Debate no Senado: Exame Nacional de Proficiência Médica pode definir o futuro da carreira de novos médicos
Uma proposta legislativa que exige um Exame Nacional de Proficiência em Medicina para que recém-formados obtenham registro nos conselhos regionais e possam exercer a profissão continua gerando intensos debates na Comissão de Assuntos Sociais (CAS) do Senado Federal. O Projeto de Lei (PL) 2.294/2024, que visa garantir um padrão mínimo de qualidade para os profissionais da saúde, enfrenta resistência e dúvidas entre os parlamentares, que divergem sobre qual órgão seria o responsável pela aplicação da prova e quais benefícios concretos a medida traria.
Qualidade da Formação Médica em Xeque
O cerne da discussão gira em torno da necessidade de assegurar que os médicos que ingressam no mercado de trabalho possuam conhecimentos e habilidades adequadas para atender à população. Senadores favoráveis à obrigatoriedade do exame argumentam que ele seria um filtro importante para elevar a qualidade profissional dos médicos. A ideia é que a prova funcione como um mecanismo de validação, assegurando que a formação recebida nas faculdades esteja em consonância com as exigências práticas da medicina.
Por outro lado, há parlamentares que preferem aguardar os desdobramentos do Exame Nacional de Avaliação da Formação Médica (Enamed), lançado em abril deste ano. Essa iniciativa do governo federal, que une esforços do Ministério da Educação e do Ministério da Saúde, tem como objetivo avaliar as próprias escolas de medicina. A primeira aplicação do Enamed ocorreu em outubro e, é importante ressaltar, não impacta diretamente na concessão de diplomas ou registros profissionais.
O PL 2.294/2024 e o Substitutivo do Relator
O senador Dr. Hiran (PP-RR), relator da matéria na CAS, apresentou um substitutivo ao projeto original do senador Astronauta Marcos Pontes (PL-SP). A alteração proposta visa ampliar o alcance da exigência do exame de proficiência. Após a leitura do relatório na CAS na última quarta-feira (26), foi concedida vista coletiva, indicando que o projeto deve ser submetido à votação nas próximas semanas, após análise mais aprofundada pelos demais membros da comissão.

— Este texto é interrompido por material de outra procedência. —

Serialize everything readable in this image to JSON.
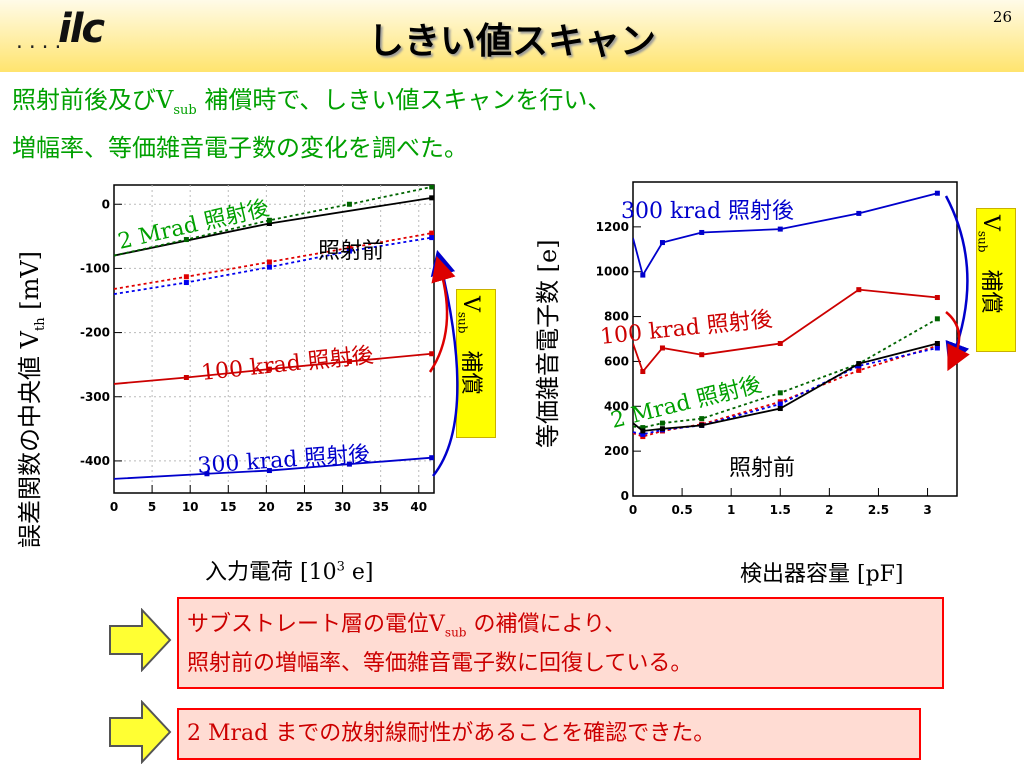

Preocupações com a Infraestrutura das Faculdades de Medicina
O debate sobre o PL 2.294/2024 já contou com duas audiências públicas, onde diversas preocupações foram levantadas. Um dado alarmante é a existência de 449 escolas médicas no Brasil, a maioria delas instituições de ensino privado, com mensalidades que variam significativamente, entre R$ 6 mil e R$ 16 mil. A análise das cidades que abrigam essas faculdades revelou um cenário preocupante: em 78% delas, não há quantidade adequada de leitos hospitalares disponíveis para a formação prática dos estudantes. Além disso, em 72% desses municípios, não existe um hospital de ensino dedicado, o que intensifica a preocupação com a formação dos futuros profissionais.
Esses dados levantam questões sobre a capacidade de algumas instituições em oferecer uma formação médica completa e de qualidade. A falta de infraestrutura adequada, como leitos hospitalares e hospitais de ensino, pode comprometer a experiência prática dos estudantes, um componente crucial para o desenvolvimento de competências médicas essenciais. A aprovação de um exame de proficiência, nesse contexto, pode ser vista por alguns como uma tentativa de mitigar os efeitos de uma formação potencialmente deficiente.
A discussão sobre o exame de proficiência médica é complexa e envolve garantir a segurança e a qualidade dos serviços de saúde oferecidos à população brasileira. O resultado da votação na CAS e os desdobramentos do Enamed serão determinantes para moldar o futuro da carreira de médicos recém-formados no país.